Conch and Lobster Ceviche

Yield:
6 servings
Level:
Easy
Ingredients
  • 2 cups cleaned and diced fresh conch (or frozen, thawed)
  • 2 cups diced poached spiny lobster (about 2 lobsters)
  • 1/2 small red onion, diced
  • 3 scallions, sliced on the diagonal
  • 1/2 small red pepper, diced
  • 1/2 small yellow pepper, diced
  • 1/2 small green pepper, diced
  • 1/2 small papaya, peeled, seeded and diced
  • 2 to 4 jalapeno or Serrano peppers, chopped finely (seeds optional)
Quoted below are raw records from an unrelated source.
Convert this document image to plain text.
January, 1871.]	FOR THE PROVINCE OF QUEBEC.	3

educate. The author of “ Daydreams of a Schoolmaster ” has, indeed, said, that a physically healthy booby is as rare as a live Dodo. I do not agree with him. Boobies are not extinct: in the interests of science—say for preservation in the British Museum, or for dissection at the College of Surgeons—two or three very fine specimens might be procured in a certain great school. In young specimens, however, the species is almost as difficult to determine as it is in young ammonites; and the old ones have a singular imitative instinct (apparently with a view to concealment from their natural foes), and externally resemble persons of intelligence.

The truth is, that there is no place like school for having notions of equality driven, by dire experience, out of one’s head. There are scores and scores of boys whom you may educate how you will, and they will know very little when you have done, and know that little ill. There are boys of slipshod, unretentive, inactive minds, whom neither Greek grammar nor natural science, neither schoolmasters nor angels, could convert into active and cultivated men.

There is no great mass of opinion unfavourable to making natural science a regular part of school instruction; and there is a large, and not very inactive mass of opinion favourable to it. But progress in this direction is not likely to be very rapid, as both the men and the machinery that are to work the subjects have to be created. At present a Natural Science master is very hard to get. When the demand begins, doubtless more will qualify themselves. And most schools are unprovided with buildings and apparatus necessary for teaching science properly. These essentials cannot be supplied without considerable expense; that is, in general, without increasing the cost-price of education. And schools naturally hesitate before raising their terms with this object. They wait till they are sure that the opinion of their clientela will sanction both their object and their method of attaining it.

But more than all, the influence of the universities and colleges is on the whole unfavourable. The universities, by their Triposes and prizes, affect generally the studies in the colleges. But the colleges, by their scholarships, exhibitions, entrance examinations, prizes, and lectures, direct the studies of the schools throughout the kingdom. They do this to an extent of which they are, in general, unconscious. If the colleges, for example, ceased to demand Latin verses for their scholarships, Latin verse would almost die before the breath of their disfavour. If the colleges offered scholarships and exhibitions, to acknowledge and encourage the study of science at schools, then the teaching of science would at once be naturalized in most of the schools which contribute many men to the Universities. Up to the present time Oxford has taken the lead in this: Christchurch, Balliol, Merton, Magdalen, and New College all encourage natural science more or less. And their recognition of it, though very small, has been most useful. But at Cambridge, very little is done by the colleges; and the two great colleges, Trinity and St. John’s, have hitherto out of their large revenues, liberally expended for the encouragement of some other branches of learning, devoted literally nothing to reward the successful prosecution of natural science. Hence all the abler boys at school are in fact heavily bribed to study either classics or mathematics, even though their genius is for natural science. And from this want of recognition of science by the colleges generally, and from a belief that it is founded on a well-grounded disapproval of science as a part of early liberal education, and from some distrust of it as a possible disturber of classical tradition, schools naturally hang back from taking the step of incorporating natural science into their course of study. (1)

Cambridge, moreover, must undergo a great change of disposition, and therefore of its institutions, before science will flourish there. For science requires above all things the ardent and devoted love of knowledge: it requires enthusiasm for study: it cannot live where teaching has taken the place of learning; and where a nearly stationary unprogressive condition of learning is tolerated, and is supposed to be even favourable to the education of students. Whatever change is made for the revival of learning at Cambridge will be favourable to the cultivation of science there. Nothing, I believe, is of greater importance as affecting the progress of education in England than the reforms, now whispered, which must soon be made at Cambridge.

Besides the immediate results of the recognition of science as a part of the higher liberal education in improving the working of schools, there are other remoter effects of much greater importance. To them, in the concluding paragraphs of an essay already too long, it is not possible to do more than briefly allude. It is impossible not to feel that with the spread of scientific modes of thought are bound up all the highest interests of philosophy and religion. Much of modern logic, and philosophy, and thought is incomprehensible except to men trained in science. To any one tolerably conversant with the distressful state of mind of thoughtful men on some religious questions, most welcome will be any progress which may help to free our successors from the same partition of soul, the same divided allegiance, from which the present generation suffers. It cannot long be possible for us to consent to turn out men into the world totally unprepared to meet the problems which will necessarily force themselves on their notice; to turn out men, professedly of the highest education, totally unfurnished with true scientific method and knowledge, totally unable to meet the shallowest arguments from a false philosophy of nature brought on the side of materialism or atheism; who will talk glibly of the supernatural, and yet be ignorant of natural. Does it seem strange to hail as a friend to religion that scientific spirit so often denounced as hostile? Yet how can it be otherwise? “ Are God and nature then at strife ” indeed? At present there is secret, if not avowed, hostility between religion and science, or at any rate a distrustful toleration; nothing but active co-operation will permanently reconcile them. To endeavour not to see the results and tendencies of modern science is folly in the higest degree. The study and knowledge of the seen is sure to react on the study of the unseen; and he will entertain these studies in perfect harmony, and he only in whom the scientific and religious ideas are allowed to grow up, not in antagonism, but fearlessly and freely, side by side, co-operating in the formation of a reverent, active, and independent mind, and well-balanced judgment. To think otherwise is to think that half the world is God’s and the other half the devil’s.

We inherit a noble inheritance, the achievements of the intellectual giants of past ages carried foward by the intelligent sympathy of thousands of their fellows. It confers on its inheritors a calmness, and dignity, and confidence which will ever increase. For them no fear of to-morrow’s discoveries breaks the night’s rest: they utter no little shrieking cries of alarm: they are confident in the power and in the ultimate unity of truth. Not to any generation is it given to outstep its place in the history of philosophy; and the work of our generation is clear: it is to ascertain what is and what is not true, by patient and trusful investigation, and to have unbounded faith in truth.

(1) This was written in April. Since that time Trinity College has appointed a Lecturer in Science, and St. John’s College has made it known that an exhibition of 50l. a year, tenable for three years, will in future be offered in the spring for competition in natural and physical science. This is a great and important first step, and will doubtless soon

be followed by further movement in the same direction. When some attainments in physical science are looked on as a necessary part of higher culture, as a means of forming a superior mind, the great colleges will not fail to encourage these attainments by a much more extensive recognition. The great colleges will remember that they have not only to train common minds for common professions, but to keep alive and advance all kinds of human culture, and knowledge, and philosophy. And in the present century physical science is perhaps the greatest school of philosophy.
  • 1/2 bunch chopped fresh cilantro
  • 1/2 bunch chopped fresh basil
  • 1/2 bunch chopped fresh mint leaves
  • 1 tablespoon grated fresh ginger
  • 1/2 lime, juiced
  • 1/4 cup rice wine vinegar
  • 1/2 cup extra virgin olive oil
  • Salt and pepper to taste
  • Pinch habanero powder (optional)
Directions
  • In a medium bowl, combine all ingredients and mix well. Season to taste. Marinate for about 3 hours in the refrigerator, tossing occasionally. Just before serving, adjust seasonings. Freeze stemmed glasses and fill with ceviche. Serve with a basketful of crispy corn chips.